Par décision du 27 août 2020, la [8] a fixé à 10% le taux d'incapacité permanente partielle (IPP) attribué à M.[D] [J] au titre des séquelles de la maladie professionnelle qualifiée de tumeur urothéliale primitive traitée, la date de consolidation étant fixée au 07 juillet 2020.
Par requête du 18 février 2021, la SCA [10] (la société [11]) a saisi le pôle social du tribunal judiciaire de Clermont-Ferrand d'une contestation de la décision du 27 août 2020.
Par ordonnance du 4 novembre 2021, le juge chargé de l'instruction a désigné le Dr [L] [O] pour réaliser une expertise médicale sur pièces avec mission notamment d'émettre son avis sur l'état de santé de M.[J] au regard du dossier médical, et de déterminer, en fonction du barème indicatif applicable pour les accidents du travail et les maladies professionnelles le taux d'IPP correspondant exclusivement aux séquelles laissées par la maladie professionnelle, en se plaçant à la date de consolidation du 07 juillet 2020.
Par jugement contradictoire du 08 mars 2022, le tribunal judiciaire de Clermont-Ferrand a statué comme suit :
- déclare recevable le recours,
- réforme la décision du 27 août 2020 et ramène à 0% le taux d'incapacité permanente de M.[J] opposable à la société [11] au titre de la maladie professionnelle du 20 mars 2018, en se plaçant à la date de consolidation du 07 juillet 2020,
- condamne la [9] aux dépens.
Le tribunal a entériné les conclusions du Dr [O] qui pour évaluer le taux à 0% s'est fondé sur le fait que le carcinome de M.[J] a été traité très efficacement par [4]-thérapie et que l'intéressé n'a ni séquelle ni doléance.

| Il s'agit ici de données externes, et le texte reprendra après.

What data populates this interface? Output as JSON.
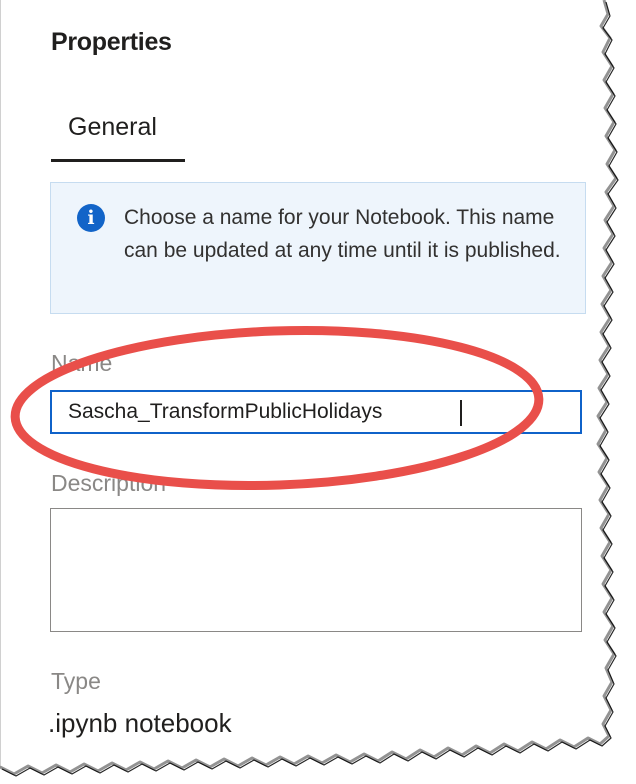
{
  "panel": {
    "title": "Properties",
    "tabs": [
      {
        "label": "General",
        "active": true
      }
    ]
  },
  "info": {
    "icon": "info-icon",
    "message": "Choose a name for your Notebook. This name can be updated at any time until it is published."
  },
  "fields": {
    "name": {
      "label": "Name",
      "value": "Sascha_TransformPublicHolidays"
    },
    "description": {
      "label": "Description",
      "value": ""
    },
    "type": {
      "label": "Type",
      "value": ".ipynb notebook"
    }
  },
  "colors": {
    "accent": "#0f62c9",
    "info_background": "#eef5fc",
    "info_icon": "#1264c8",
    "annotation": "#e94f4a"
  }
}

Le jugement a été notifié à la [9] le 11 mars 2022, qui en a relevé appel par courrier envoyé le 21 mars 2022 et reçu au greffe de la cour le 22 mars 2022.

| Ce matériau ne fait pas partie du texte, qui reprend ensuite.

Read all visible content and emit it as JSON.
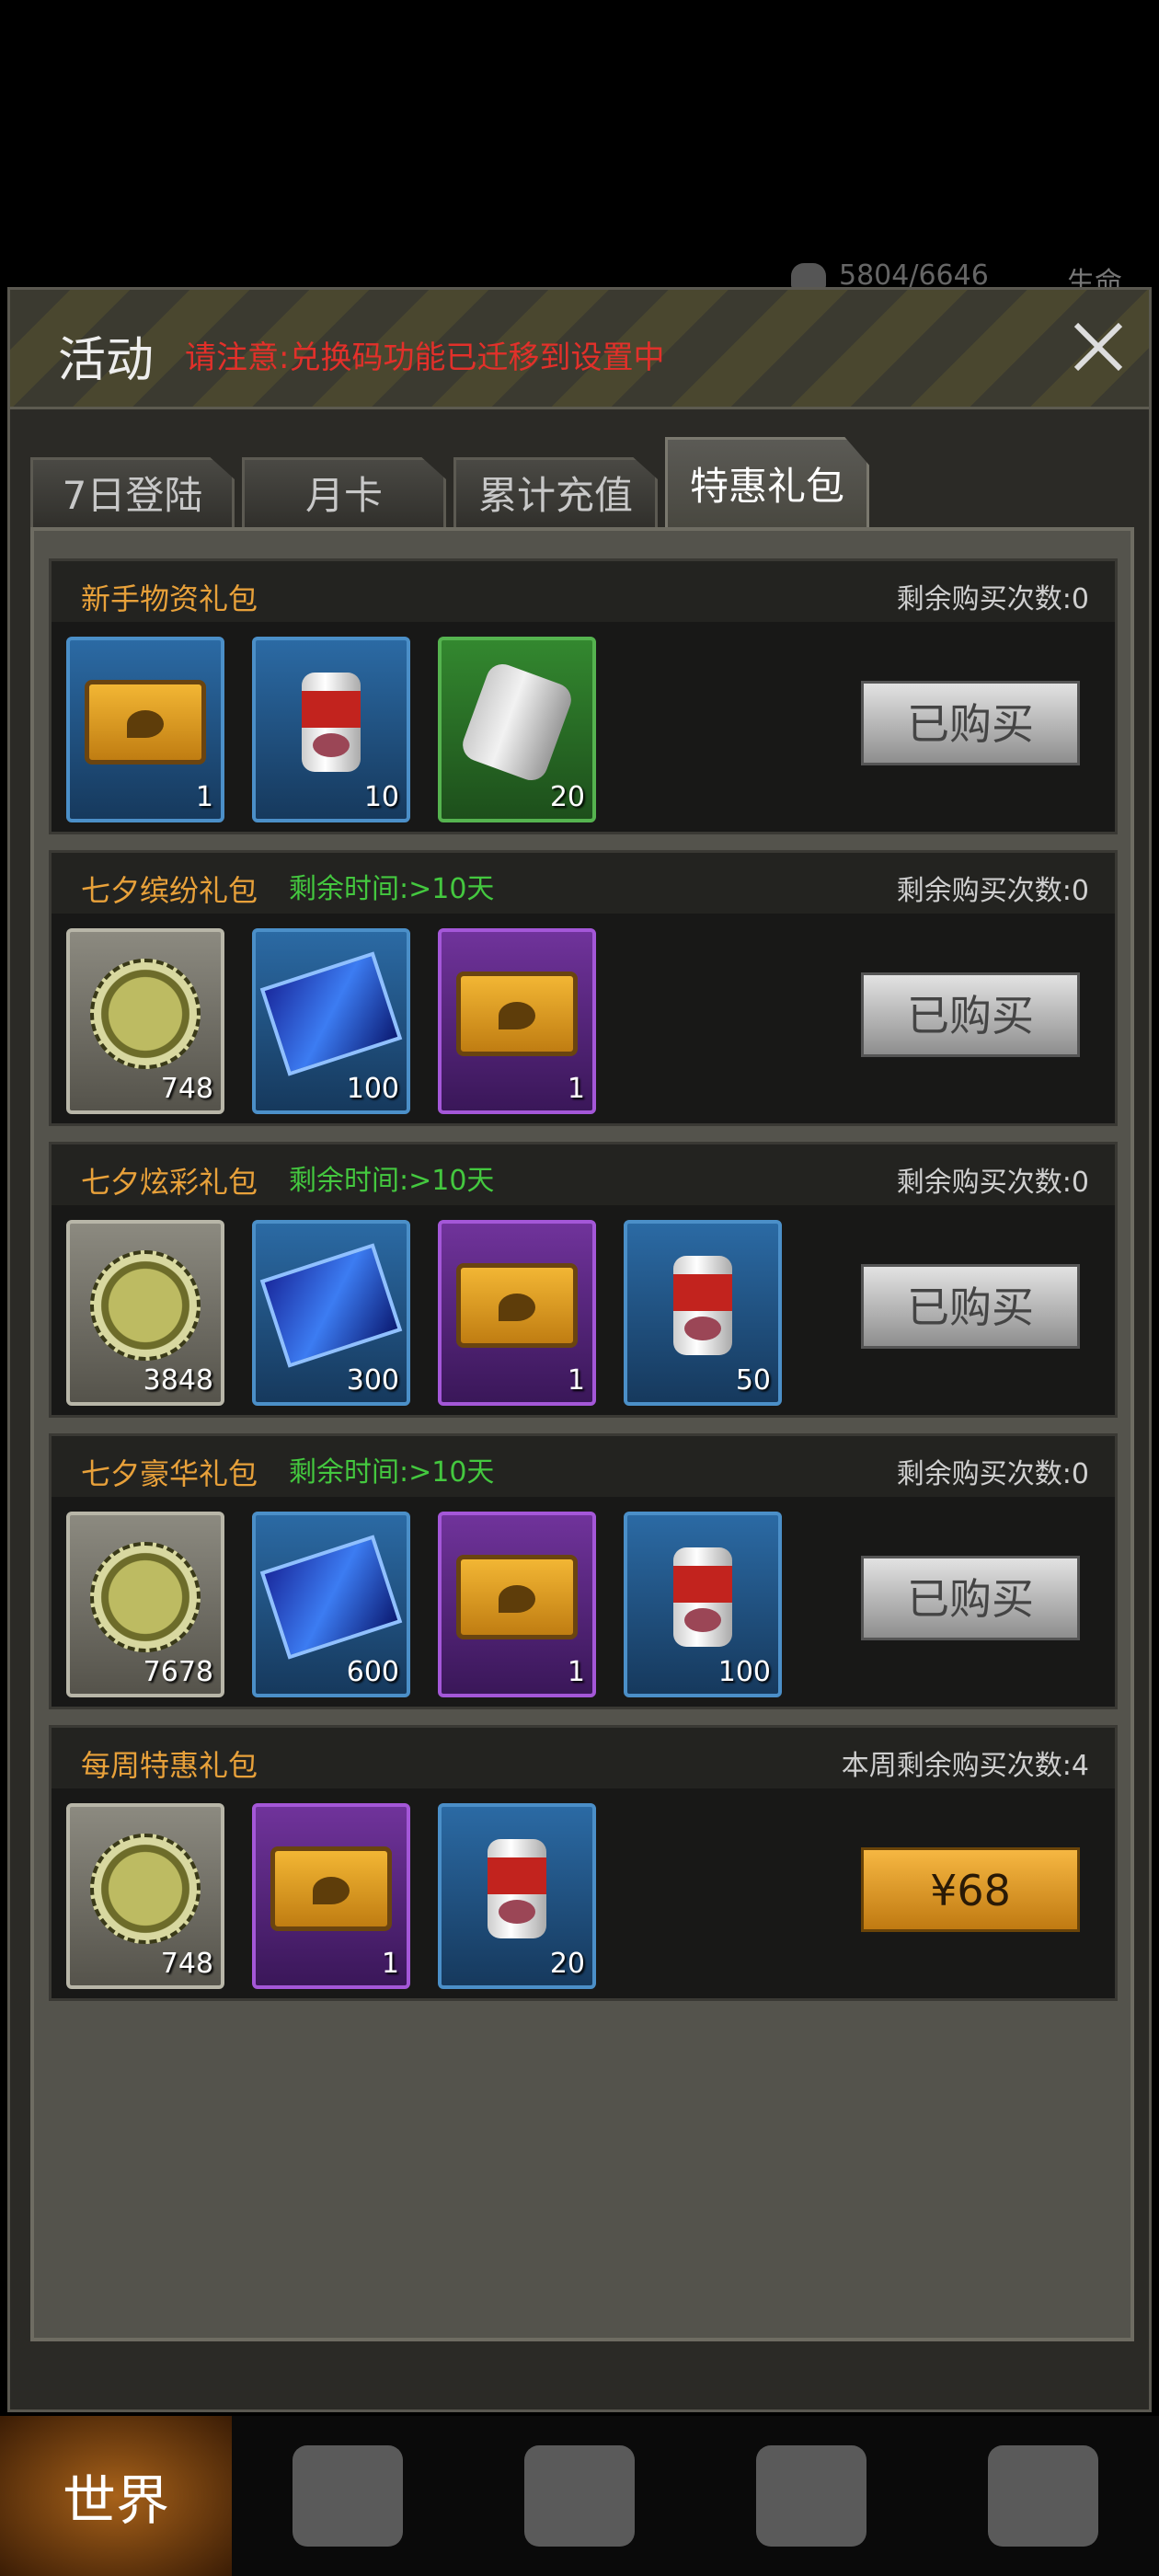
{
  "hud": {
    "stat_value": "5804/6646",
    "life_label": "生命"
  },
  "dialog": {
    "title": "活动",
    "notice": "请注意:兑换码功能已迁移到设置中",
    "close_icon": "close-icon"
  },
  "tabs": [
    {
      "label": "7日登陆",
      "active": false
    },
    {
      "label": "月卡",
      "active": false
    },
    {
      "label": "累计充值",
      "active": false
    },
    {
      "label": "特惠礼包",
      "active": true
    }
  ],
  "packs": [
    {
      "name": "新手物资礼包",
      "timer": "",
      "remaining": "剩余购买次数:0",
      "items": [
        {
          "icon": "crate-icon",
          "rarity": "blue",
          "count": "1"
        },
        {
          "icon": "meat-can-icon",
          "rarity": "blue",
          "count": "10"
        },
        {
          "icon": "bandage-icon",
          "rarity": "green",
          "count": "20"
        }
      ],
      "button": "已购买",
      "button_state": "bought"
    },
    {
      "name": "七夕缤纷礼包",
      "timer": "剩余时间:>10天",
      "remaining": "剩余购买次数:0",
      "items": [
        {
          "icon": "bottle-cap-icon",
          "rarity": "gray",
          "count": "748"
        },
        {
          "icon": "qixi-card-icon",
          "rarity": "blue",
          "count": "100"
        },
        {
          "icon": "crate-icon",
          "rarity": "purple",
          "count": "1"
        }
      ],
      "button": "已购买",
      "button_state": "bought"
    },
    {
      "name": "七夕炫彩礼包",
      "timer": "剩余时间:>10天",
      "remaining": "剩余购买次数:0",
      "items": [
        {
          "icon": "bottle-cap-icon",
          "rarity": "gray",
          "count": "3848"
        },
        {
          "icon": "qixi-card-icon",
          "rarity": "blue",
          "count": "300"
        },
        {
          "icon": "crate-icon",
          "rarity": "purple",
          "count": "1"
        },
        {
          "icon": "meat-can-icon",
          "rarity": "blue",
          "count": "50"
        }
      ],
      "button": "已购买",
      "button_state": "bought"
    },
    {
      "name": "七夕豪华礼包",
      "timer": "剩余时间:>10天",
      "remaining": "剩余购买次数:0",
      "items": [
        {
          "icon": "bottle-cap-icon",
          "rarity": "gray",
          "count": "7678"
        },
        {
          "icon": "qixi-card-icon",
          "rarity": "blue",
          "count": "600"
        },
        {
          "icon": "crate-icon",
          "rarity": "purple",
          "count": "1"
        },
        {
          "icon": "meat-can-icon",
          "rarity": "blue",
          "count": "100"
        }
      ],
      "button": "已购买",
      "button_state": "bought"
    },
    {
      "name": "每周特惠礼包",
      "timer": "",
      "remaining": "本周剩余购买次数:4",
      "items": [
        {
          "icon": "bottle-cap-icon",
          "rarity": "gray",
          "count": "748"
        },
        {
          "icon": "crate-icon",
          "rarity": "purple",
          "count": "1"
        },
        {
          "icon": "meat-can-icon",
          "rarity": "blue",
          "count": "20"
        }
      ],
      "button": "¥68",
      "button_state": "buy"
    }
  ],
  "bottom_nav": [
    {
      "label": "世界",
      "icon": "globe-icon",
      "active": true
    },
    {
      "label": "",
      "icon": "backpack-icon",
      "active": false
    },
    {
      "label": "",
      "icon": "character-icon",
      "active": false
    },
    {
      "label": "",
      "icon": "building-icon",
      "active": false
    },
    {
      "label": "",
      "icon": "shopping-cart-icon",
      "active": false
    }
  ],
  "colors": {
    "accent_orange": "#e8a13a",
    "timer_green": "#44c83f",
    "notice_red": "#e2302a"
  }
}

Les parties ont été convoquées à l'audience de la cour du 25 mars 2024, à laquelle la société [11] a été représentée par son conseil, la [8] ayant été dispensée de comparaître après avoir justifié de la notification de ses conclusions et pièces.
Par arrêt du 04 juin 2024, la cour a constaté que, le 29 septembre 2022, la société [11] avait notifié par erreur des conclusions concernant une autre [8] et un autre salarié, et en conséquence a ordonné la réouverture des débats à l'audience du 14 octobre 2024 et invité la société à notifier ses conclusions à la [8].
A l'audience de renvoi du 14 octobre 2024, la [8], appelante, a été dispensée de comparaître, ayant notifié ses conclusions par courrier le 04 septembre 2024, et la société [11] a comparu représentée par son conseil.
PRÉTENTIONS DES PARTIES
Par ses dernières écritures notifiées le 04 septembre 2024, la [9] demande à la cour de déclarer recevable son appel, d'infirmer le jugement et statuant à nouveau de juger que le taux d'IPP de 10% a été correctement évalué, et de débouter la société [11] de ses demandes.
La [8] expose qu'en l'absence de séquelles le barème de l'UCANSS prévoit un taux minimum de 10%.
Par ses dernières écritures notifiées le 14 octobre 2024, la société [11] a, à titre principal, demandé à la cour de déclarer l'appel irrecevable en ce que la déclaration d'appel n'a pas été signée par le directeur de l'organisme et que le signataire ne justifie pas d'un pouvoir spécial. A l'audience, la société s'est désistée de cette fin de non-recevoir, et a développé ses conclusions sur le fond, demandant à la cour de confirmer le jugement.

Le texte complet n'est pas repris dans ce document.